Moving from Attraction to Mission (eCrozier #138)

One of the new buzz phrases going around the Church is “radical hospitality.” It sounds edgy and “out there,” doesn’t it? As I understand it, radical hospitality is a serious commitment to welcome all people to our common life in the Church no matter who they are, what they look like, and as the old Church Ad Project stated: “No matter how many times they’ve been born.” It’s a contention that since Jesus welcomed all, loving and accepting people right where they were and just as they were, so the Church must engage in such a spiritual practice with our neighbors and with no strings attached. “There are no outcasts” is another way folk in the Church have described such a practice.

By my lights, there’s much to commend in such a stance toward people outside the Church. Our churches ought to be places of pure welcome and grace. We truly ought to be communities of “radical hospitality” to the stranger. And yet, the theology behind this practice, however right and good, has tended to mask something else that we need to acknowledge and address. For the sake of argument, I would call the theology behind the movement of “radical hospitality” a “Theology of Attraction.” Such a theology holds that if we’re just open and welcoming enough people will naturally be attracted to us and want to come and join our churches.  So, with this theology we declare that all people are welcome and we will offer them “radical hospitality” when they come into our churches.

That is all well and good. But in case you have not noticed, fewer and fewer people are attracted to our churches. This is true regardless of denomination as Pew and Barna and other research organizations have pointed out. There is nothing inherently wrong and many things right with a “Theology of Attraction.” It, however, does not go far enough or address the challenges we face. A “Theology of Attraction” waits for people to come to us. We did that well for a generation. It used to be that we would buy some land, build a church, call a reasonably nice priest to serve it, open the doors on Sunday, and we would have a sustainable church in no time flat. We did that quite well as we followed the suburban sprawl of our culture in the 50s and 60s.

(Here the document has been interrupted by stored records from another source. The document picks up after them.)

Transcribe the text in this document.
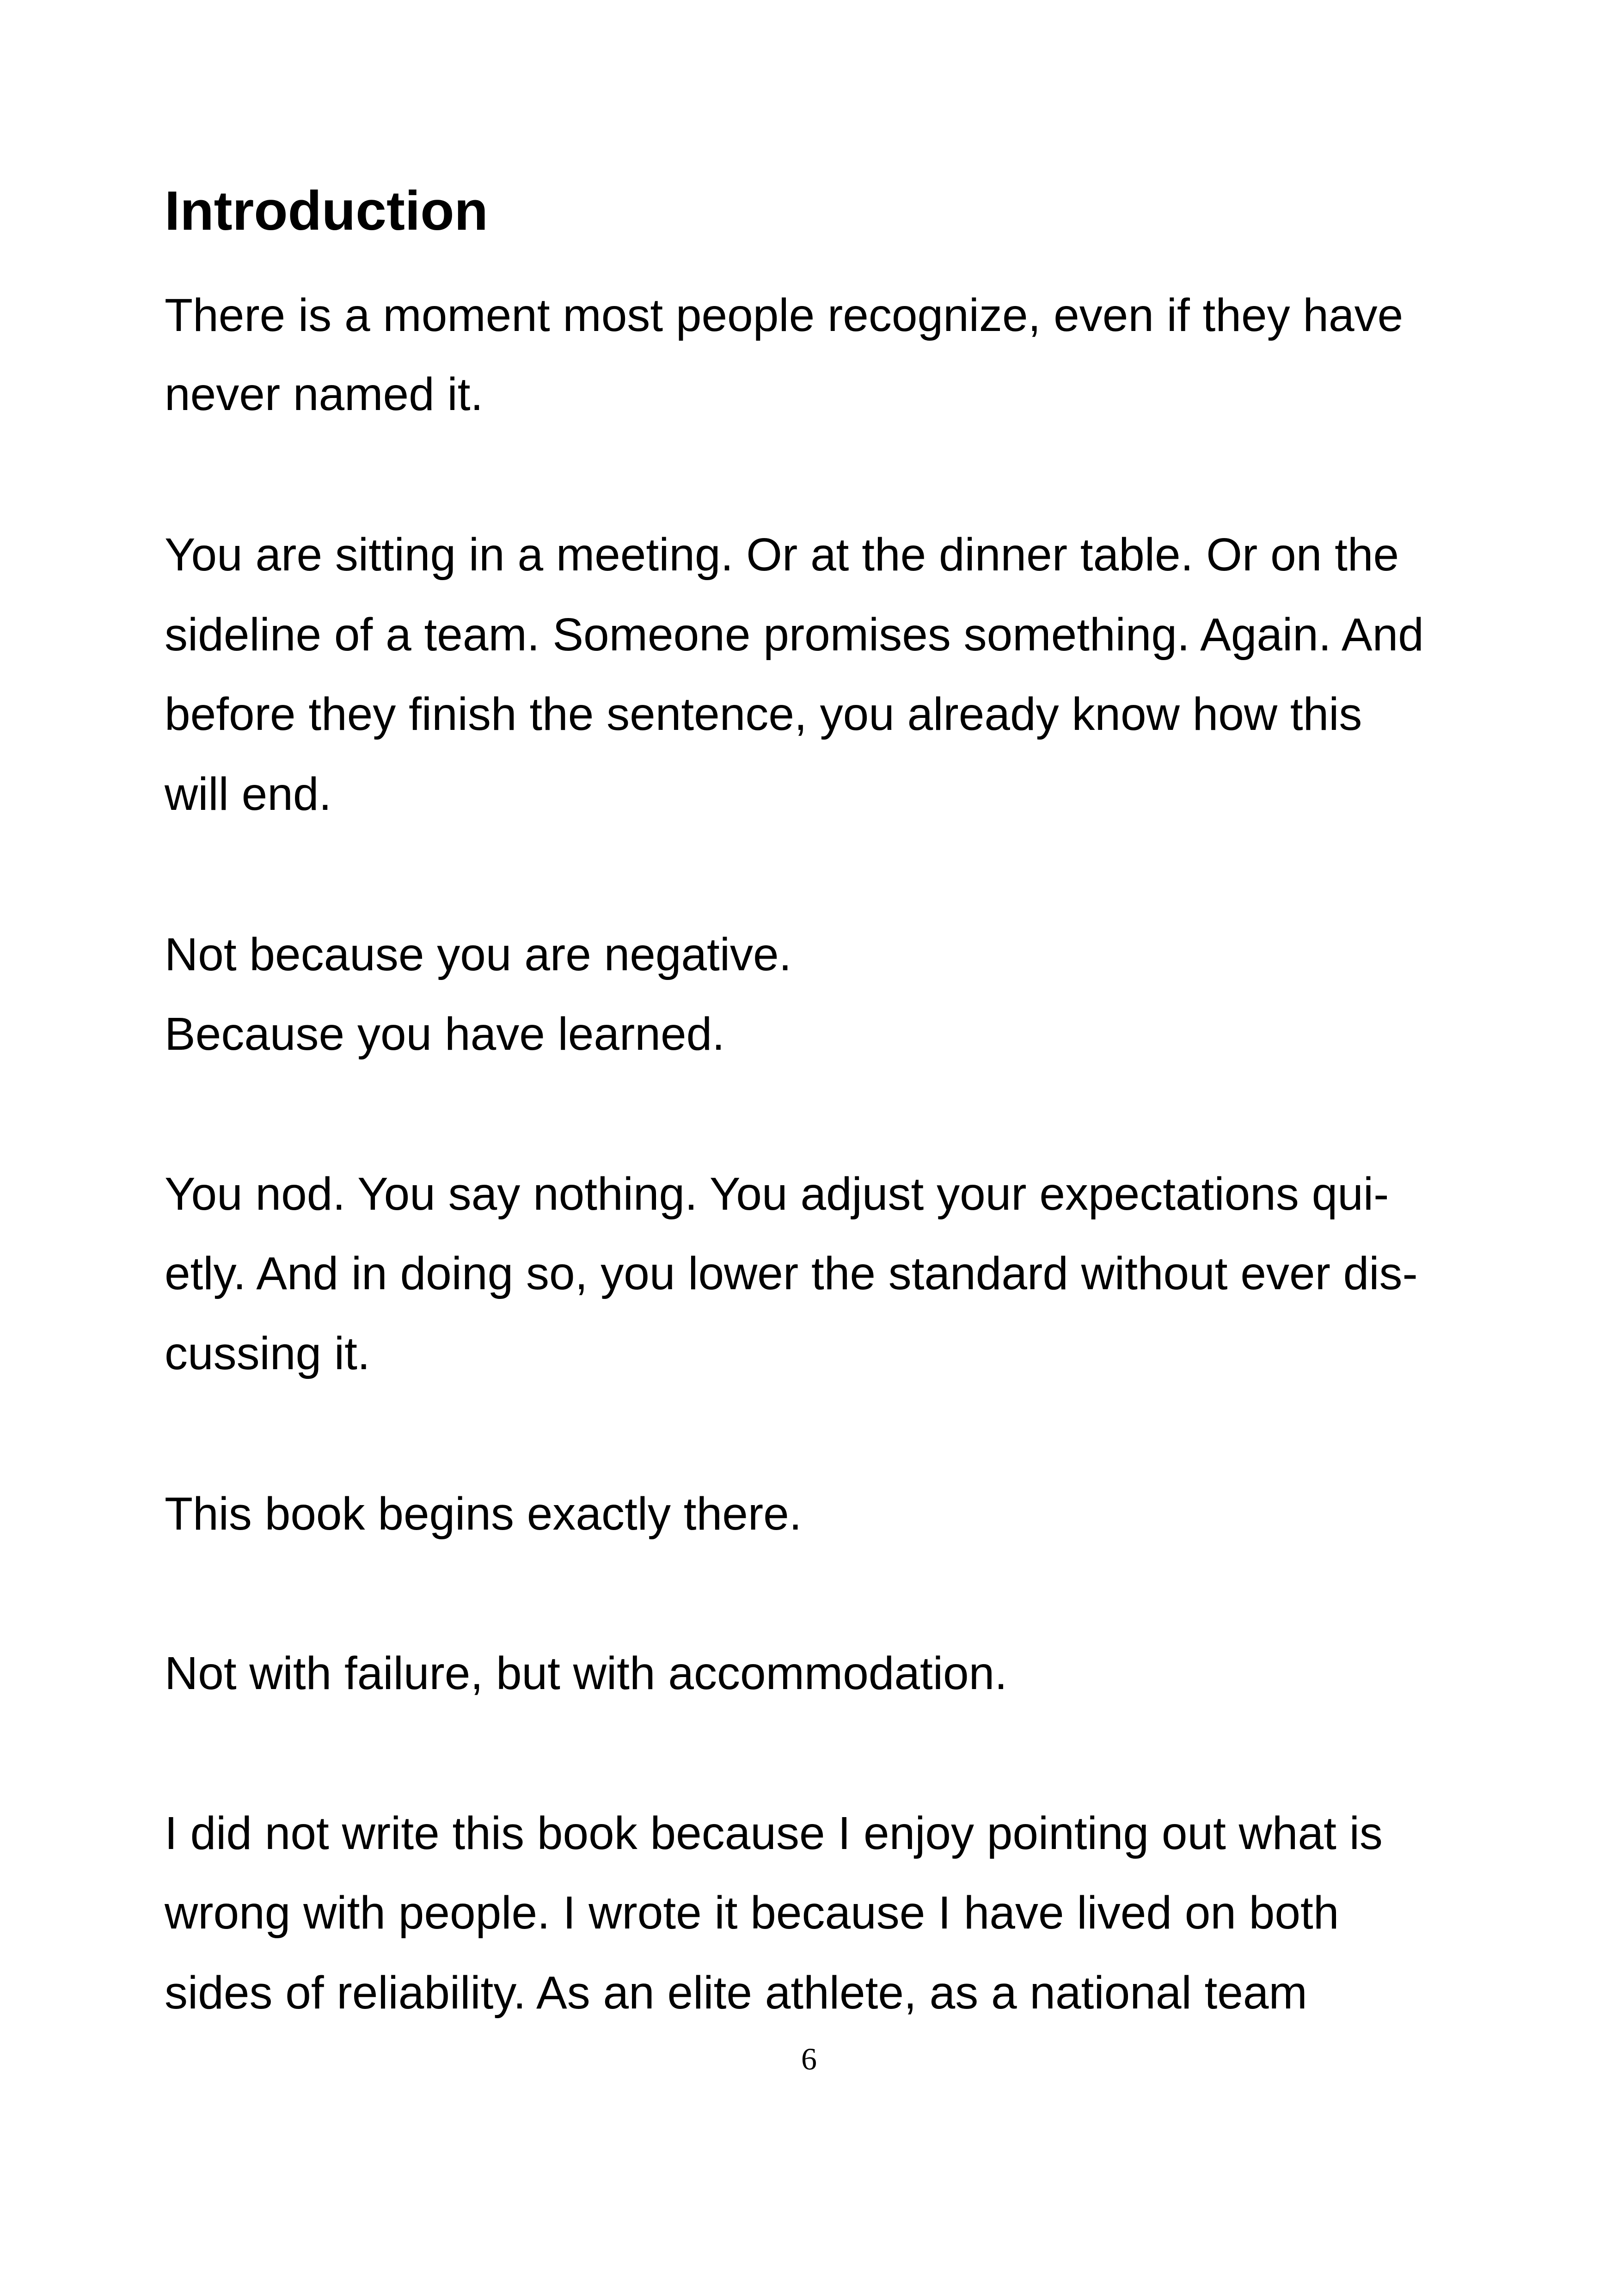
Introduction

There is a moment most people recognize, even if they have

never named it.

You are sitting in a meeting. Or at the dinner table. Or on the

sideline of a team. Someone promises something. Again. And

before they finish the sentence, you already know how this

will end.

Not because you are negative.

Because you have learned.

You nod. You say nothing. You adjust your expectations qui-

etly. And in doing so, you lower the standard without ever dis-

cussing it.

This book begins exactly there.

Not with failure, but with accommodation.

I did not write this book because I enjoy pointing out what is

wrong with people. I wrote it because I have lived on both

sides of reliability. As an elite athlete, as a national team

6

And now we sit in our churches like people stood up on a date.  A “Theology of Attraction” is inadequate. We need a “Theology of Mission” like the early Church had. We need to go to where the people are because they are not coming to us, no matter how attractive we might be. Our current practice is still akin to putting an empty fish tank on the beach and then waiting for the fish to jump into it. We need to realize that only the dead fish are on the beach.

We need to leave the fish tank and go into the water where the fish are. I’m all for “radical hospitality,” but we have to have people coming to our churches in order to show them such hospitality. We need a renewed “Theology of Mission” where modern day “apostles” (literally “ones who are sent out”) leave the friendly confines of our church buildings and go to where the people are. Only then will we see the renewal of God’s Church. As we say in Cursillo: “Christ is counting on you!”